DEFENCE Minister Sydney Sekeramayi says poachers killing animals on Zimbabwe's wildlife reserves could soon have to contend with soldiers.

Sekeramayi says he is weighing up the option of sending troops to the parks after poachers used cyanide to poison water sources, killing at least 90 elephants at Hwange National Park - the third largest wildlife sanctuary in Africa.

"This is an emergency, and we have to take all the necessary measures to respond to it. If it becomes necessary we might consider deploying the military to protect the animals," Sekeramayi told reporters during a tour of the national park by six ministers.

The six ministers were briefed by Edson Chidziya, the director general of the Zimbabwe Parks and Wildlife Management Authority of Zimbabwe who said conservation efforts had been affected by sanctions imposed by Western countries.

"The World Bank wanted to come in with US$67 million for aerial surveys and other activities but politics set in and the funds were denied. Our funders are dancing to the tune of their capitals and funding has dried up," he said.

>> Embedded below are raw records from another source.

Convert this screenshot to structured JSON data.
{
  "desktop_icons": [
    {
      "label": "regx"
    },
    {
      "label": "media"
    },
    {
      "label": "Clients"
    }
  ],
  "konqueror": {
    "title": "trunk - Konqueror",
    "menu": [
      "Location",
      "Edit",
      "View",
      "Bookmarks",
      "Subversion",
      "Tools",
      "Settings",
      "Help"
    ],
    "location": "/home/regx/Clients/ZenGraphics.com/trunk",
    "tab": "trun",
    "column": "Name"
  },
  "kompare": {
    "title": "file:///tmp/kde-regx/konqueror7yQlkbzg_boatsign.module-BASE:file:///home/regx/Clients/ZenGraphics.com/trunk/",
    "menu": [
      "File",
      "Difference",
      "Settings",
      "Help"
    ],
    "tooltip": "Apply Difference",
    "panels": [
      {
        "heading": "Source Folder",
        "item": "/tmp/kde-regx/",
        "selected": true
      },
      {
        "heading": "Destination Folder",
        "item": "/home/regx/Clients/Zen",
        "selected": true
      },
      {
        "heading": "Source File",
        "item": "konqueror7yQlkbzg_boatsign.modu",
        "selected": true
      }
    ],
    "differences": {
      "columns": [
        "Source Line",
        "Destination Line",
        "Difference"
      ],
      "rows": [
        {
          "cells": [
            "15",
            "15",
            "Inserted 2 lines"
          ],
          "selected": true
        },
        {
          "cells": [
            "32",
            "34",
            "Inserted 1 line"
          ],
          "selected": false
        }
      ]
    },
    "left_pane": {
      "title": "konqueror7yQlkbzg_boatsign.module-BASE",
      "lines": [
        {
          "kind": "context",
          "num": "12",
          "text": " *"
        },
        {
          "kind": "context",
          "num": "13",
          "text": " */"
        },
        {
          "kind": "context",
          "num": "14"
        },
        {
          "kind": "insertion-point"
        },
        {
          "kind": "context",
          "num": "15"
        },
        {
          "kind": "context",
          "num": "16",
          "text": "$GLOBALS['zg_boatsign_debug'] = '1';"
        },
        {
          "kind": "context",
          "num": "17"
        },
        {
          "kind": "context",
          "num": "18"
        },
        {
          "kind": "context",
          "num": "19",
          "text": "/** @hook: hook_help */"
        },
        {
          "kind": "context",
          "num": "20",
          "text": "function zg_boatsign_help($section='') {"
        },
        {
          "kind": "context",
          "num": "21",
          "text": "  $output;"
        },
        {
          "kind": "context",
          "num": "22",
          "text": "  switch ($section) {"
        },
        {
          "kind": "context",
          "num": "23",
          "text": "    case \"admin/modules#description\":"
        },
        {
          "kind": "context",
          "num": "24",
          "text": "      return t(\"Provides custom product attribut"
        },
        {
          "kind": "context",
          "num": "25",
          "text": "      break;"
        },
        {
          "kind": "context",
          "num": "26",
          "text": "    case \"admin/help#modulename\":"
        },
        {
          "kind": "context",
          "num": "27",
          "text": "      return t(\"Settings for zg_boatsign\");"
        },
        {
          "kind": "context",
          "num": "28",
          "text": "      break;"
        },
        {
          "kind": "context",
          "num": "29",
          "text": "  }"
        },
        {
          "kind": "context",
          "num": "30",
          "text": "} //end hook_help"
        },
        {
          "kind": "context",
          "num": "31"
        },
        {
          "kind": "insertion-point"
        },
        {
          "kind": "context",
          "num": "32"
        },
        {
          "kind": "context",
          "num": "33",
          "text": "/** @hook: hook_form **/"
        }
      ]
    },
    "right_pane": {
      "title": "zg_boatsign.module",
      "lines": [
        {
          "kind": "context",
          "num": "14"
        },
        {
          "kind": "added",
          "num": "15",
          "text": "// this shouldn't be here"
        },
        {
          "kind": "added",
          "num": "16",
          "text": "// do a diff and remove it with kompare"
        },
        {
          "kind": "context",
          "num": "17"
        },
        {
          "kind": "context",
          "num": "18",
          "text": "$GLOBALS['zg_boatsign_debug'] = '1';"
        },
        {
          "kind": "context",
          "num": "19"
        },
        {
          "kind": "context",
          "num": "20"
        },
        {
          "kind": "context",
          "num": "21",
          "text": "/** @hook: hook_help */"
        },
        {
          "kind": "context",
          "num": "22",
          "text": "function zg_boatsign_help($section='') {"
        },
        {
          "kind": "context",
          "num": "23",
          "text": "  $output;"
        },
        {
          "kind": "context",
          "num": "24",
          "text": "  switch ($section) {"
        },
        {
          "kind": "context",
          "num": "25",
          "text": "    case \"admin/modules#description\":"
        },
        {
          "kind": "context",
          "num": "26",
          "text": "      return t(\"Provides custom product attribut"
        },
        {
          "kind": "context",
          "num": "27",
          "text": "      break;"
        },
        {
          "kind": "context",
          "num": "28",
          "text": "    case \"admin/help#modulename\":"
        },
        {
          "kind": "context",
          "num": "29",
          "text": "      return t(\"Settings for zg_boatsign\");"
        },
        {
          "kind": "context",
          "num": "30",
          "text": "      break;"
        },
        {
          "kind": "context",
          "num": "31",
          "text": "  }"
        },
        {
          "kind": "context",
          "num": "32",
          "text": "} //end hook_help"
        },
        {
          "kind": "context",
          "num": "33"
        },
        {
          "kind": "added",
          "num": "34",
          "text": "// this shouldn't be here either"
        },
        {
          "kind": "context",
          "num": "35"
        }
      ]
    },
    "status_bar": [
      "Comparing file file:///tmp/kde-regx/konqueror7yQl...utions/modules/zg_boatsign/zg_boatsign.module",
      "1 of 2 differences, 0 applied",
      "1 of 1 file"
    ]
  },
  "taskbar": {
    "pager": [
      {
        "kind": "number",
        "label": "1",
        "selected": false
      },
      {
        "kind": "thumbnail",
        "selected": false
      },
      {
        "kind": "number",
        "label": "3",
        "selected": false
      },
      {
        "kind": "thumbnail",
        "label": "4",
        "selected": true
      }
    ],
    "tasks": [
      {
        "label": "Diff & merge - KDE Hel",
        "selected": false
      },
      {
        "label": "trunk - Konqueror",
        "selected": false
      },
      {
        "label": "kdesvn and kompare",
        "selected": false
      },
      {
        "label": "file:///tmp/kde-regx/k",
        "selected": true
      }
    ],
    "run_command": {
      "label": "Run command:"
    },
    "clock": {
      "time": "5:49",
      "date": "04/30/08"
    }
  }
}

"Some of the areas that were supported include aerial surveys, borehole drilling transport, fuel and so on."

Information Minister Jonathan Moyo told reporters: "If those countries that imposed sanctions would remove them it would become unnecessary to deploy the army."

The ministerial task team, which flew by helicopter around the national park, comprised Sekeramayi, Moyo, Savior Kasukuwere (Environment and Water), Ignatius Chombo (Local Government), David Parirenyatwa (Health), Joseph Made (Agriculture) and Walter Chidhakwa (Mines).

Parirenyatwa said health experts, in collaboration with the Environmental Management Authority (EMA), were taking samples of the affected soil to determine the levels of cyanide concentration before detoxication.

He said they had no reports of human deaths, but awareness programmes were underway. Villagers had also been asked to surrender all cyanide they were keeping, and so far 4kg of the substance had been handed over.

Made said detoxicating the affected areas should be completed before the rainy season to avoid the spread of the cyanide.

Three poachers have been jailed for 16 years each and fined US$200,000 each after being convicted for their role in the cyanide poisoning. At least eight others are still to stand trial.

Environment Minister Kasukuwere said the government would double its efforts to protect the animals, including recruiting more rangers.

"We are determined to protect our wildlife at all cost. We will drill more boreholes in the park because we have realised that these criminals target areas where there is a shortage of water. Hwange should have 700 workers including rangers, but at the moment it only has 145 and we will change this," he said.

"We take this as transnational crime because it is done by locals who are connected to outside traders hence we intercepted 447kg of ivory in Dubai.

"We are engaging Interpol to ensure that we get to the root of this thing. Ivory is in demand and as stakeholders, we need to fight together and stop poaching of our animals."